在上篇我们了解了Spark相关的基本概念,如下:
Spark 基本架构和原理
https://www.cndba.cn/dave/article/3340
本篇我们学习一下Spark集群的安装。
1 搭建Hadoop 集群环境
Spark的运行以来与HDFS和Zookeeper,关于这2个组件的安装和配置参考如下博客:
Linux 7.6 平台 Hadoop 3.1.1 集群搭建手册
https://www.cndba.cn/download/dave/6Zookeeper 集群安装配置
https://www.cndba.cn/dave/article/3295
2 安装Spark集群
2.1 下载Spark
直接从官方下载:
http://spark.apache.org/downloads.html
http://mirrors.tuna.tsinghua.edu.cn/apache/spark/spark-2.4.0/spark-2.4.0-bin-hadoop2.7.tgz
2.2 解压缩文件
[dave@www.cndba.cn ~]$ pwd
/home/hadoop
[dave@www.cndba.cn ~]$ ll spark-2.4.0-bin-hadoop2.7.tgz
-rw-r--r--. 1 hadoop hadoop 227893062 Mar 10 02:05 spark-2.4.0-bin-hadoop2.7.tgz
[dave@www.cndba.cn ~]$
[dave@www.cndba.cn ~]$ tar -zxvf spark-2.4.0-bin-hadoop2.7.tgz
[dave@www.cndba.cn ~]$ mv spark-2.4.0-bin-hadoop2.7 spark
2.3 修改环境变量
在/etc/profile文件中添加如下内容:
#Spark
export SPARK_HOME=/home/hadoop/spark
export PATH=$PATH:$SPARK_HOME/sbin:$SPARK_HOME/bin
2.4 修改Spark 配置文件
从模板创建文件:
[dave@www.cndba.cn conf]$ pwd
/home/hadoop/spark/conf
[dave@www.cndba.cn conf]$ ls
docker.properties.template log4j.properties.template slaves.template spark-env.sh.template
fairscheduler.xml.template metrics.properties.template spark-defaults.conf.template
[dave@www.cndba.cn conf]$ cp spark-env.sh.template spark-env.sh
[dave@www.cndba.cn conf]$
添加如下内容:
export JAVA_HOME=/usr/lib/jvm/java-1.8.0-openjdk-1.8.0.181-7.b13.el7.x86_64
export HADOOP_HOME=/home/hadoop/hadoop
export HADOOP_CONF_DIR=/home/hadoop/hadoop/etc/hadoop
export SPARK_MASTER_IP=hadoopMaster
export SPARK_WORKER_MEMORY=4g
export SPARK_WORKER_CORES=2
export SPARK_WORKER_INSTANCES=1
变量说明
- JAVA_HOME:Java安装目录
- SCALA_HOME:Scala安装目录
- HADOOP_HOME:hadoop安装目录
- HADOOP_CONF_DIR:hadoop集群的配置文件的目录
- SPARK_MASTER_IP:spark集群的Master节点的ip地址
- SPARK_WORKER_MEMORY:每个worker节点能够最大分配给exectors的内存大小
- SPARK_WORKER_CORES:每个worker节点所占有的CPU核数目
- SPARK_WORKER_INSTANCES:每台机器上开启的worker节点的数目
2.5 修改Slaves配置文件
修改slaves配置文件,添加Worker的主机列表
[dave@www.cndba.cn conf]$ cp slaves.template slaves
[dave@www.cndba.cn conf]$ cat slaves|grep -v "#"
hadoopMaster
Slave1
Slave2
[dave@www.cndba.cn conf]$
2.6 重命名启动脚本
把SPARK_HOME/sbin下的start-all.sh和stop-all.sh这两个文件重命名,比如分别把这两个文件重命名为start-spark-all.sh和stop-spark-all.sh。
如果集群中也配置HADOOP_HOME,那么在HADOOP_HOME/sbin目录下也有start-all.sh和stop-all.sh这两个文件,当你执行这两个文件,系统不知道是操作hadoop集群还是spark集群。

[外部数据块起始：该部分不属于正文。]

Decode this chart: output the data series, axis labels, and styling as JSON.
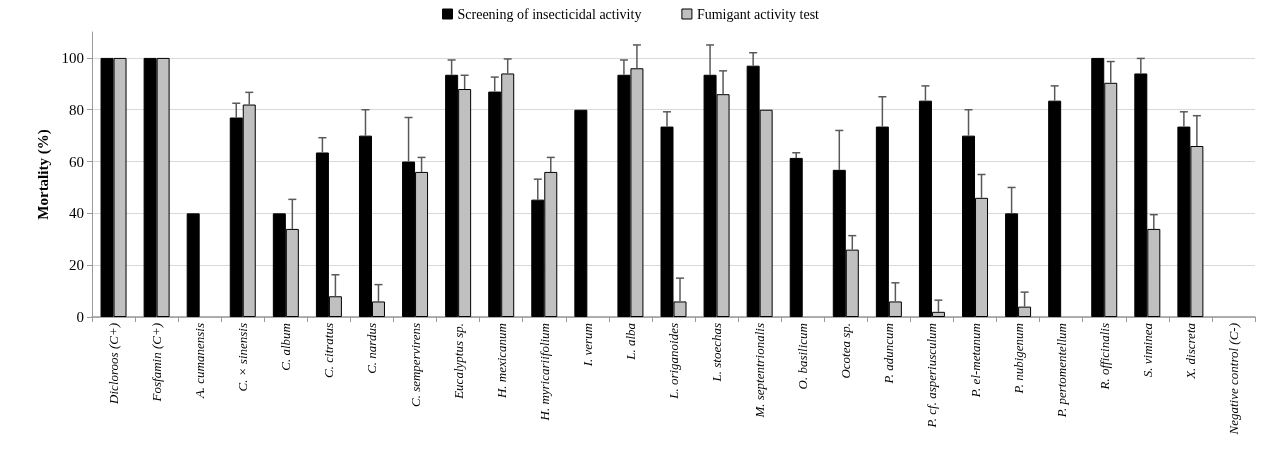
{
  "chart_data": {
    "type": "bar",
    "ylabel": "Mortality (%)",
    "categories": [
      "Dicloroos (C+)",
      "Fosfamin (C+)",
      "A. cumanensis",
      "C. × sinensis",
      "C. album",
      "C. citratus",
      "C. nardus",
      "C. sempervirens",
      "Eucalyptus sp.",
      "H. mexicanum",
      "H. myricariifolium",
      "I. verum",
      "L. alba",
      "L. origanoides",
      "L. stoechas",
      "M. septentrionalis",
      "O. basilicum",
      "Ocotea sp.",
      "P. aduncum",
      "P. cf. asperiusculum",
      "P. el-metanum",
      "P. nubigenum",
      "P. pertomentellum",
      "R. officinalis",
      "S. viminea",
      "X. discreta",
      "Negative control (C-)"
    ],
    "series": [
      {
        "name": "Screening of insecticidal activity",
        "color": "#000000",
        "values": [
          100,
          100,
          40,
          77,
          40,
          63.5,
          70,
          60,
          93.5,
          87,
          45.3,
          80,
          93.5,
          73.5,
          93.5,
          97,
          61.4,
          56.8,
          73.5,
          83.5,
          70,
          40,
          83.5,
          100,
          94,
          73.5,
          0
        ],
        "errors": [
          null,
          null,
          null,
          [
            77,
            82.5
          ],
          null,
          [
            63.5,
            69.2
          ],
          [
            70,
            80
          ],
          [
            60,
            77
          ],
          [
            93.5,
            99.2
          ],
          [
            87,
            92.6
          ],
          [
            45.3,
            53.2
          ],
          null,
          [
            93.5,
            99.2
          ],
          [
            73.5,
            79.2
          ],
          [
            93.5,
            105
          ],
          [
            97,
            102
          ],
          [
            61.4,
            63.4
          ],
          [
            56.8,
            72
          ],
          [
            73.5,
            85
          ],
          [
            83.5,
            89.2
          ],
          [
            70,
            80
          ],
          [
            40,
            50
          ],
          [
            83.5,
            89.2
          ],
          null,
          [
            94,
            99.8
          ],
          [
            73.5,
            79.2
          ],
          null
        ]
      },
      {
        "name": "Fumigant activity test",
        "color": "#c0c0c0",
        "values": [
          100,
          100,
          0,
          82,
          34,
          8,
          6,
          56,
          88,
          94,
          56,
          0,
          96,
          6,
          86,
          80,
          0,
          26,
          6,
          2,
          46,
          4,
          0,
          90.4,
          34,
          66,
          0
        ],
        "errors": [
          null,
          null,
          null,
          [
            82,
            86.7
          ],
          [
            34,
            45.4
          ],
          [
            8,
            16.3
          ],
          [
            6,
            12.5
          ],
          [
            56,
            61.6
          ],
          [
            88,
            93.3
          ],
          [
            94,
            99.6
          ],
          [
            56,
            61.6
          ],
          null,
          [
            96,
            105
          ],
          [
            6,
            15
          ],
          [
            86,
            95
          ],
          null,
          null,
          [
            26,
            31.4
          ],
          [
            6,
            13.2
          ],
          [
            2,
            6.5
          ],
          [
            46,
            55
          ],
          [
            4,
            9.6
          ],
          null,
          [
            90.4,
            98.6
          ],
          [
            34,
            39.5
          ],
          [
            66,
            77.7
          ],
          null
        ]
      }
    ],
    "ylim": [
      0,
      110
    ],
    "yticks": [
      0,
      20,
      40,
      60,
      80,
      100
    ],
    "grid": "y",
    "legend": "top"
  }
}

修改后就不会冲突。
[dave@www.cndba.cn sbin]$ pwd
/home/hadoop/spark/sbin
[dave@www.cndba.cn sbin]$ ls
slaves.sh start-all.sh start-mesos-shuffle-service.sh start-thriftserver.sh stop-mesos-dispatcher.sh stop-slaves.sh
spark-config.sh start-history-server.sh start-shuffle-service.sh stop-all.sh stop-mesos-shuffle-service.sh stop-thriftserver.sh
spark-daemon.sh start-master.sh start-slave.sh stop-history-server.sh stop-shuffle-service.sh
spark-daemons.sh start-mesos-dispatcher.sh start-slaves.sh stop-master.sh stop-slave.sh
[dave@www.cndba.cn sbin]$ mv start-all.sh start-spark-all.sh
[dave@www.cndba.cn sbin]$ mv stop-all.sh stop-spark-all.sh
[dave@www.cndba.cn sbin]$
2.7 分发到其他节点
[dave@www.cndba.cn ~]$ scp -r spark Slave1:`pwd`
[dave@www.cndba.cn ~]$ scp -r spark Slave2:`pwd`
2.8 在主节点启动Spark
[dave@www.cndba.cn ~]$ start-spark-all.sh
starting org.apache.spark.deploy.master.Master, logging to /home/hadoop/spark/logs/spark-hadoop-org.apache.spark.deploy.master.Master-1-hadoopMaster.out
Slave1: starting org.apache.spark.deploy.worker.Worker, logging to /home/hadoop/spark/logs/spark-hadoop-org.apache.spark.deploy.worker.Worker-1-Slave1.out
Slave2: starting org.apache.spark.deploy.worker.Worker, logging to /home/hadoop/spark/logs/spark-hadoop-org.apache.spark.deploy.worker.Worker-1-Slave2.out
hadoopMaster: starting org.apache.spark.deploy.worker.Worker, logging to /home/hadoop/spark/logs/spark-hadoop-org.apache.spark.deploy.worker.Worker-1-hadoopMaster.out
[dave@www.cndba.cn ~]$
[dave@www.cndba.cn ~]$ jps
13970 QuorumPeerMain
23522 NameNode
23988 ResourceManager
30709 Worker
23757 SecondaryNameNode
30622 Master
30766 Jps
[dave@www.cndba.cn ~]$
[root@Slave1 ~]# jps
25430 Jps
13800 QuorumPeerMain
18232 DataNode
25369 Worker
19133 NodeManager
[root@Slave1 ~]#
2.9 验证
[dave@www.cndba.cn ~]$ spark-shell
2019-03-10 02:39:29 WARN NativeCodeLoader:62 - Unable to load native-hadoop library for your platform... using builtin-java classes where applicable
Setting default log level to "WARN".
To adjust logging level use sc.setLogLevel(newLevel). For SparkR, use setLogLevel(newLevel).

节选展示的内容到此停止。